On another occasion, we took small boats that puttered passed floating villages on the Mekong where Vietnamese families live on houseboats clustered together and fish to make a living. “Poor but not starving” our guide offered. Here, Vietnam seemed a timeless country. Yet, we were surprised to find a smattering of modern solar panels mounted on the tin roofs of some of the poorest, most ramshackle boats. Evenings, by contrast, returned us to the ageless culture of Vietnam as performers entertained us with traditional dances and musical instruments.
The last leg of our tour took us to Ho Chi Minh City (or Saigon as everyone still calls it), a thriving modern city of skyscrapers and high-rise apartments. In the old Post Office, a large Ho Chi Minh portrait hovers over visitors. Outside in the plaza Vietnamese models parade in traditional Vietnamese dresses, ao dai, in dazzling colors of magenta, gold, and emerald green. A few blocks away, high-end stores, Prada, Gucci, and Louis Vuitton, compete for customers. Tourist books advise visitors to use dong while in Vietnam but everywhere we went, American dollars were snapped up. We encountered not a whiff of hostility toward Americans–the first question I am usually asked.

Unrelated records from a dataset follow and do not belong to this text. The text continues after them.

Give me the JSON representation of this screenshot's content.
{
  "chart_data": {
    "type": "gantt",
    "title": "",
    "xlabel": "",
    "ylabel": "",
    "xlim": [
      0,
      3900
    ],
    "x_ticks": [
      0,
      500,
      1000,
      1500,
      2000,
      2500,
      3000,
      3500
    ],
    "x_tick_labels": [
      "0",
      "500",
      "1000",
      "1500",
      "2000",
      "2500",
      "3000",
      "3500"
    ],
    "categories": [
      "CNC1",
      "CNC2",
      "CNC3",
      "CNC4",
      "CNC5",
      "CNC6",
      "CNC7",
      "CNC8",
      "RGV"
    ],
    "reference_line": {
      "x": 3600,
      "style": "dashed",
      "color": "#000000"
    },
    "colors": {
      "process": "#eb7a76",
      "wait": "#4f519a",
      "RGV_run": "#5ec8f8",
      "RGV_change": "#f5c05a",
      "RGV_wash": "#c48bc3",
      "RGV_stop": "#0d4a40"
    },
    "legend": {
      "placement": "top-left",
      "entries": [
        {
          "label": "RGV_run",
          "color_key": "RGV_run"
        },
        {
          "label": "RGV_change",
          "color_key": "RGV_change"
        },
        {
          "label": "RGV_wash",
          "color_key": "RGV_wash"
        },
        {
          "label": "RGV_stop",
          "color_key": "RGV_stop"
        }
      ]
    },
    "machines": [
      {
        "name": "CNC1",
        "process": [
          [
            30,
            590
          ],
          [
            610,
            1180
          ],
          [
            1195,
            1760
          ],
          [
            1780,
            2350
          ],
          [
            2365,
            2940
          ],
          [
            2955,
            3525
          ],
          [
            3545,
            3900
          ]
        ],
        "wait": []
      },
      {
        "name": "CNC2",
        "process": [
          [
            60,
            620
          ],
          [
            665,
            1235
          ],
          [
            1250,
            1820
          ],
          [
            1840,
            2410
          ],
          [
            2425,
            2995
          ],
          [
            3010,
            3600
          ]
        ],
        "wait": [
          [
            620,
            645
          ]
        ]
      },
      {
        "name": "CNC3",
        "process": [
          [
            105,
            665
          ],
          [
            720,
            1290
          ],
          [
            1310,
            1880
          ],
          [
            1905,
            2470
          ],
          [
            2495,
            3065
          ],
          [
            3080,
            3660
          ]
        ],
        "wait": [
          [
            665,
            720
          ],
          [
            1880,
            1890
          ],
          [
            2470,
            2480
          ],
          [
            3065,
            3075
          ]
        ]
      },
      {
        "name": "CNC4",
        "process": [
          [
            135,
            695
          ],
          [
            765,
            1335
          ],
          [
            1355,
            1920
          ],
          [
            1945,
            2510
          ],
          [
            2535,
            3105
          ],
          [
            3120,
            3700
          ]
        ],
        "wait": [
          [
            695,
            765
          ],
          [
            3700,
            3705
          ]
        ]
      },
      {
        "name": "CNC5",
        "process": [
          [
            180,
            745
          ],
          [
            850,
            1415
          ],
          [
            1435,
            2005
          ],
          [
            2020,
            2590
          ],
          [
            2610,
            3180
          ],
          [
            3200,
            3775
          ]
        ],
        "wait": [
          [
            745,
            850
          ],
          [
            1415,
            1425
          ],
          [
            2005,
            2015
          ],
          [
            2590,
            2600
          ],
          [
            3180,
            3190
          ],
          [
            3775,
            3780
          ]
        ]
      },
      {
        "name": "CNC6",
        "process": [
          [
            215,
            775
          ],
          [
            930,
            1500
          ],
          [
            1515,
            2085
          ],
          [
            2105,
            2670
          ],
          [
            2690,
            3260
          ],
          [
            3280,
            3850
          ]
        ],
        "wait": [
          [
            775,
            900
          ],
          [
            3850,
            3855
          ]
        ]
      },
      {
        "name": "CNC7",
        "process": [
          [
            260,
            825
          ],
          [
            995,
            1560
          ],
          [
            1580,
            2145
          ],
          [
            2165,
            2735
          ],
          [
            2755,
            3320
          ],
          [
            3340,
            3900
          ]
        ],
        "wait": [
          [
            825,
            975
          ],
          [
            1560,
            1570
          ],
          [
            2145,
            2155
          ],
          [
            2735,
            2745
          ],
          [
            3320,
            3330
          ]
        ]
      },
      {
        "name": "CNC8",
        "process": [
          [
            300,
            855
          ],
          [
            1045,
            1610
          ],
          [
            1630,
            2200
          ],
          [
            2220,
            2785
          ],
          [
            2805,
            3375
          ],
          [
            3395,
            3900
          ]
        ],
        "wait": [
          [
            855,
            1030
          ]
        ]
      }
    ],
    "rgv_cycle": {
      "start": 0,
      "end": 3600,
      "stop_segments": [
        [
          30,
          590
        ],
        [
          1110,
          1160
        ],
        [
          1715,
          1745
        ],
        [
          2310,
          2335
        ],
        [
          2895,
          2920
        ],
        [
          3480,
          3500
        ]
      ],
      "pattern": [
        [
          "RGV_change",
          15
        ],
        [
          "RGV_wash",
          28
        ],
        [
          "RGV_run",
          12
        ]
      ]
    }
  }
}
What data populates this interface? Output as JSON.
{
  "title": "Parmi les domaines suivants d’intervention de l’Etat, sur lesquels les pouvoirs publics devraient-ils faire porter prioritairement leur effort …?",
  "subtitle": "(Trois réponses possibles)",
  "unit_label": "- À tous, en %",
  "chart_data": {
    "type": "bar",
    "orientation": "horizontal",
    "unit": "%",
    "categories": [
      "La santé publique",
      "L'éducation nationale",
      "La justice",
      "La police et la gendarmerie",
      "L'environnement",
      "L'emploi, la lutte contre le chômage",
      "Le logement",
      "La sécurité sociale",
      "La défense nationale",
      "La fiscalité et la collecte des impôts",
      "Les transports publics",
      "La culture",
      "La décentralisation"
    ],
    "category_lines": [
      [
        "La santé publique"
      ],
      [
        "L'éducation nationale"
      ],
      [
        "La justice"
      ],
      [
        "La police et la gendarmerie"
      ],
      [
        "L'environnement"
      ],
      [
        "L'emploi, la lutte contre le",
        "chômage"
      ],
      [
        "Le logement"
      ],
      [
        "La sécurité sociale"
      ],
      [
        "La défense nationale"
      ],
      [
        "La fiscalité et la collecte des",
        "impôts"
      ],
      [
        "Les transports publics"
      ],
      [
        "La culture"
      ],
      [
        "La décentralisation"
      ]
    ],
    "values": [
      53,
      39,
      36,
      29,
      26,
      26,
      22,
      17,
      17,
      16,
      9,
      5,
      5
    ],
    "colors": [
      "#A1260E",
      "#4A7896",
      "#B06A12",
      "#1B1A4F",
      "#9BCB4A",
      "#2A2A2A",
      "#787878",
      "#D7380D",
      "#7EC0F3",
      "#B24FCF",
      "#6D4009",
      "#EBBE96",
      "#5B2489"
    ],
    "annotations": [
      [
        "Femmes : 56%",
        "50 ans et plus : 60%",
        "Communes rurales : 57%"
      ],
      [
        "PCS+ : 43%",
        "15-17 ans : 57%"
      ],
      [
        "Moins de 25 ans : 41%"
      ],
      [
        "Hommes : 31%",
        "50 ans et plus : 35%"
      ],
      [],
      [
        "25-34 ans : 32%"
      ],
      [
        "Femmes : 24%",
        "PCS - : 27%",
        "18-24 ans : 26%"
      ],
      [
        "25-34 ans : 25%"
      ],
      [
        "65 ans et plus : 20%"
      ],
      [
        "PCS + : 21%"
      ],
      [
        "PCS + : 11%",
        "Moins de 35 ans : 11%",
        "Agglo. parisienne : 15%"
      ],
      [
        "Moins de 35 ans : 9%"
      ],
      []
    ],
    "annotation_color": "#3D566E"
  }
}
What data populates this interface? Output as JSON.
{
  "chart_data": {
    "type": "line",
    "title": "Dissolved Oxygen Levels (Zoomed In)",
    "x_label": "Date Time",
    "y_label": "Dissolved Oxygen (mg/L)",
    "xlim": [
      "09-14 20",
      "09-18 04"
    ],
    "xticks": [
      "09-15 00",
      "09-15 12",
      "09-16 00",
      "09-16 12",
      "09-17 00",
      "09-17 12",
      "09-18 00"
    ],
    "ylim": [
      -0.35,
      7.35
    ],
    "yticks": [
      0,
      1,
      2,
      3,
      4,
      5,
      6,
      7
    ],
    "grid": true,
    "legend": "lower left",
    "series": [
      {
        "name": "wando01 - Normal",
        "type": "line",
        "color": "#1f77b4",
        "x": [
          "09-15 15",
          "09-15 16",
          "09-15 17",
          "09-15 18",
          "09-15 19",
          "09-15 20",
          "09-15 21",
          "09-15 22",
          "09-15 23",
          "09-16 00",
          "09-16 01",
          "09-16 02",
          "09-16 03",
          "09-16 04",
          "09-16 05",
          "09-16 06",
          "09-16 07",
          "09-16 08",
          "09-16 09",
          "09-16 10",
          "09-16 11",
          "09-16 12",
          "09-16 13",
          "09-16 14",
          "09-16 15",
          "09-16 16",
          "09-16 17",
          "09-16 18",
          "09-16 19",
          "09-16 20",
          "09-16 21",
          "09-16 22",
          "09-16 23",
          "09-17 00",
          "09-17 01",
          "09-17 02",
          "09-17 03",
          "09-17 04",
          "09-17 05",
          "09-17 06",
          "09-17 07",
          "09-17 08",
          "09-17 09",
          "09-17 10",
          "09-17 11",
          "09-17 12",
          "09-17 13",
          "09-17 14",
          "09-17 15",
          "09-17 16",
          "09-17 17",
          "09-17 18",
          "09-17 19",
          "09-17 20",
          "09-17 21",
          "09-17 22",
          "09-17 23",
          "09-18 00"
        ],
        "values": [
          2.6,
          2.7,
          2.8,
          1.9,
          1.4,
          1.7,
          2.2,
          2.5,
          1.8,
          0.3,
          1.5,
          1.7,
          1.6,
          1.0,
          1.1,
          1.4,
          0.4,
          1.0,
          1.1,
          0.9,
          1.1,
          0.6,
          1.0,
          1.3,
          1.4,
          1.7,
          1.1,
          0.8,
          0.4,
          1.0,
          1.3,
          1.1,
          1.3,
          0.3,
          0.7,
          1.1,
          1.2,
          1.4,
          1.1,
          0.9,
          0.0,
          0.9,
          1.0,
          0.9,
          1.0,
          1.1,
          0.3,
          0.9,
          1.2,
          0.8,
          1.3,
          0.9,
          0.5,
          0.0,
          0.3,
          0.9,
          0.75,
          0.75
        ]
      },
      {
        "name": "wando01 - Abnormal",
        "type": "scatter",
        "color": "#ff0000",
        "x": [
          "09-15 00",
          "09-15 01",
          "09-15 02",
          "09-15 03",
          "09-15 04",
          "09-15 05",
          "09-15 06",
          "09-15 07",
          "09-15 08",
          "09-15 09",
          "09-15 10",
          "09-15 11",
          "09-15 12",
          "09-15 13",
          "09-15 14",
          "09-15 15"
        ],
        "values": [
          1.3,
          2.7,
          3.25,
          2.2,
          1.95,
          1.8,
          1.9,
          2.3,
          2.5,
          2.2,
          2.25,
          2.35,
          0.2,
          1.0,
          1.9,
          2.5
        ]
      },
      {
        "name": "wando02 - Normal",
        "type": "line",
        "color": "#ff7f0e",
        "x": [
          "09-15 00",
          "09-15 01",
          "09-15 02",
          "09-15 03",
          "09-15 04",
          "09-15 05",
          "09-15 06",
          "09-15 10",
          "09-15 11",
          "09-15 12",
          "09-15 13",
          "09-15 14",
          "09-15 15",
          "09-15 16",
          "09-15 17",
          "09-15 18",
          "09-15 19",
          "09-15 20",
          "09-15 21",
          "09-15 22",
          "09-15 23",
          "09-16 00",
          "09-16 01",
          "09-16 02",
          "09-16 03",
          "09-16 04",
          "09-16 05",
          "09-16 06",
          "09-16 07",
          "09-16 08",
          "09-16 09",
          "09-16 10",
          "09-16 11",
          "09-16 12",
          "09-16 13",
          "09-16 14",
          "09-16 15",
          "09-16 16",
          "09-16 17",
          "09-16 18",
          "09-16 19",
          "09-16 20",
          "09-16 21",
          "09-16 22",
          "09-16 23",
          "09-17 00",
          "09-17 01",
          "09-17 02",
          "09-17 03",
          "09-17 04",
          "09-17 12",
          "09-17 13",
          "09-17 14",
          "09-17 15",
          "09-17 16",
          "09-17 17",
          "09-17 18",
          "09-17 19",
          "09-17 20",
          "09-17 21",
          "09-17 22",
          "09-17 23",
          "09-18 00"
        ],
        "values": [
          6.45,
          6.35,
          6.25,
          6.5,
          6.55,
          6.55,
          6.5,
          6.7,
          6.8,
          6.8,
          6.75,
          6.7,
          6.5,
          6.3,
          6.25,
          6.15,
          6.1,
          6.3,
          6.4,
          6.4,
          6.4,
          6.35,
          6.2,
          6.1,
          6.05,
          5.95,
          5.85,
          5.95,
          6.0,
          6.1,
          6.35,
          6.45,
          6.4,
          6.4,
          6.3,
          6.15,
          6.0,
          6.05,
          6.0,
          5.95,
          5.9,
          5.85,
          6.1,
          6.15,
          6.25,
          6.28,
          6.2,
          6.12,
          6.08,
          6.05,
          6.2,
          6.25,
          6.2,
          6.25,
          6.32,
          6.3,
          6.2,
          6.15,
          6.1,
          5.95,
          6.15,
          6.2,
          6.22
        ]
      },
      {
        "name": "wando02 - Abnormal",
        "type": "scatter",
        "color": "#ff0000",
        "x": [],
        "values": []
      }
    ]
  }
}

Perhaps, inevitably, since we were in Saigon, the daytime trips returned to war themes. I chose to forego the chance to crawl through a typical Viet Cong tunnel in Cu Chi. In preparation for a visit to the War Remnants Museum in Saigon, we were not so subtly reminded that we would learn about the American War, as it is known among the Vietnamese. With the exception of a few obvious editorial comments, such as the term henchman, the exhibit texts seemed largely factual.
One panel features a quote from former Secretary of Defense Robert McNamara, one of the war’s architects: “We were wrong, terribly wrong about the war. We owe it to future generations to explain why.” My traveling companion, who doesn’t share my political background, gasped upon reading the quote, and whispered, is that true? Yes, I whispered back, grateful once again that McNamara had lived to write his memoir and put his mea culpa on the record. Later, I realized the question was revelatory: there must be scores of people in the U.S. and elsewhere unaware of McNamara’s damning conclusion. So much for learning the lessons of Vietnam.
It wasn’t until I had returned home that I understood why the Kerry encounter continued to haunt me. I have long been fascinated by the interplay of history and memory, and especially by the experience of revisiting history and its effect on memory. I found myself wondering if Kerry had experienced any kind of reconciliation. In the moment, he told the press the experience was “weird” and “surreal.” Once the word reconciliation jumped into my mind, I knew it aptly summed up my own struggle, albeit on a far less dramatic, far smaller scale. Throughout the trip I had been engaged in trying to reconcile my experience of Vietnam then and now. I had come to Vietnam with the psyche of an anti-war activist, but I returned home with the recognition that, as the guides had averred, Vietnam is a country, not just a war.